In simple truth I have made a reasonable request to have my claims amended to include coverage under 42 U.S.C.A. 1983 ... the request creates no harm to fairness and therefore should be accepted. Furthermore, in my original complaint I did reference "common law civil-rights." As I understand the history of the 1983 statute it was composed to give literal clarity to what was already a concept respected as a Common Law Civil Right. No material issue in this litigation should hinge on this minor procedural imperfection.

from my original complaint:
"More substantially, plaintiff claims, and believes the facts will prove, that these illegal acts were committed as deliberate acts of hostility and discrimination in violation of New Jersey's Law Against Discrimination, in violation of the federal Americans with Disabilities Act, and in violation of defendants Common Law civil rights"


... he fails as a matter of law to establish a deprivation of any rights, privileges or immunities secured to him through the Constitution or Laws of the United States.

The plaintiff has presented noproof the Borough implemented or enforced a policy that created intended to deprive him of his rights.

The evidence presented documents a plethora of document requests answered with obstruction, dishonesty, or incomplete or uselessly damaged documents. I claim that somewhere certain this record a point is reached where the "mashing of minutia" becomes obviously calculated to deliberately limit my equal right to know, and to publish.

Also presented in the evidence are examples of actions by the town council intended to limit my accessibility to public information held by the Borough of Mendham. I have briefly outlined claims relevant to this evidence in my original complaint, in my answer to the motions for summary judgment, in my deposition testimony, and in a attachment to my brief in support of my motion for reconsideration. None of these clams have received any substantive reply from the defendant. Apparently the legal strategy is to pretend they do not exist and to hope the court will embrace that pretense. I say quite emphatically, the claims do exist, and until this court requires the defendant's to provide an alternative, and at least equally reasonable, explanation for the referenced actions of the Borough administrator and the town council there is no justification whatever for this motion for summary judgment to be a granted.

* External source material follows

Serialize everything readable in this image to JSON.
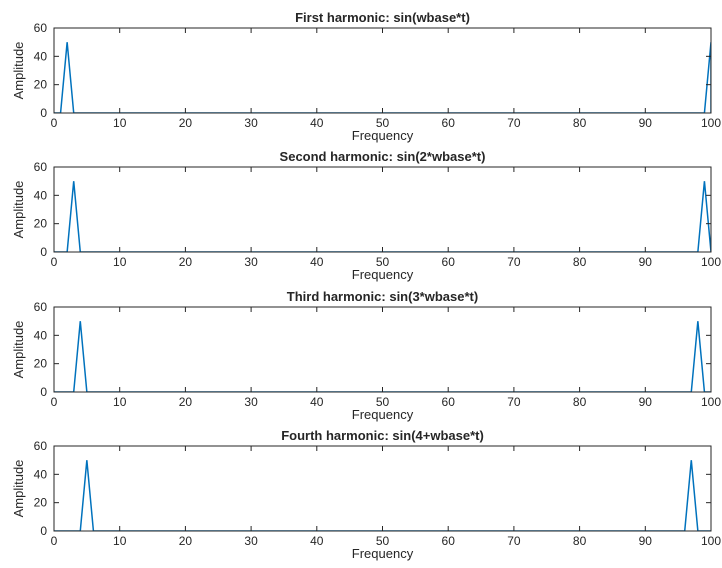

From motion for reconsideration:
If the evidence could be reasonably described as "so one-sided" --the conclusion would have to be that the defendant is "guilty as charged". Not only has defendant not made any accommodation to plaintiff's disability. The evidence shows decisively that there were repeated efforts to do just the opposite, to in effect, throw banana peels on the staircase rather than provide a ramp. $25 cassette tapes, the abolishment of a fee exemption, an attempt to charge for e-mail, a fee ordinance that charges 25% more for digital files, an effort to disqualify perfectly legal and perfectly reasonable town council "redress" of a grievance, and numerous deliberate and willful deceptions...etc. hardly indicates only "de minimus" or "minimal inconveniences". They were deliberate efforts to deny me constitutionally protected liberty, that were willfully crafted to exploit circumstances and limitations imposed by my disability, in malicious violation of state and federal law.

Conclusion

The defendants have produced no relevant evidence, or meaningful argument contradicting what the evidence I have provided demonstrates, or decisively demonstrating the conclusions embodied in my claims to be without reasonable foundation. THAT IS THEIR BURDEN OF PROOF and it has not been satisfied as the rules and justice requires. We don't even have an explicit denial, by the defendants, of the deception that took place regarding the plaintiffs dismissal as Web Master. The court hasn't even required this first step in walking the miles the defendants must travel to completely satisfy their burden... and yet I must pay, and plead for, reconsideration.... This does not constitute equal, fair, or constitutionally required "due process" or "equal justice."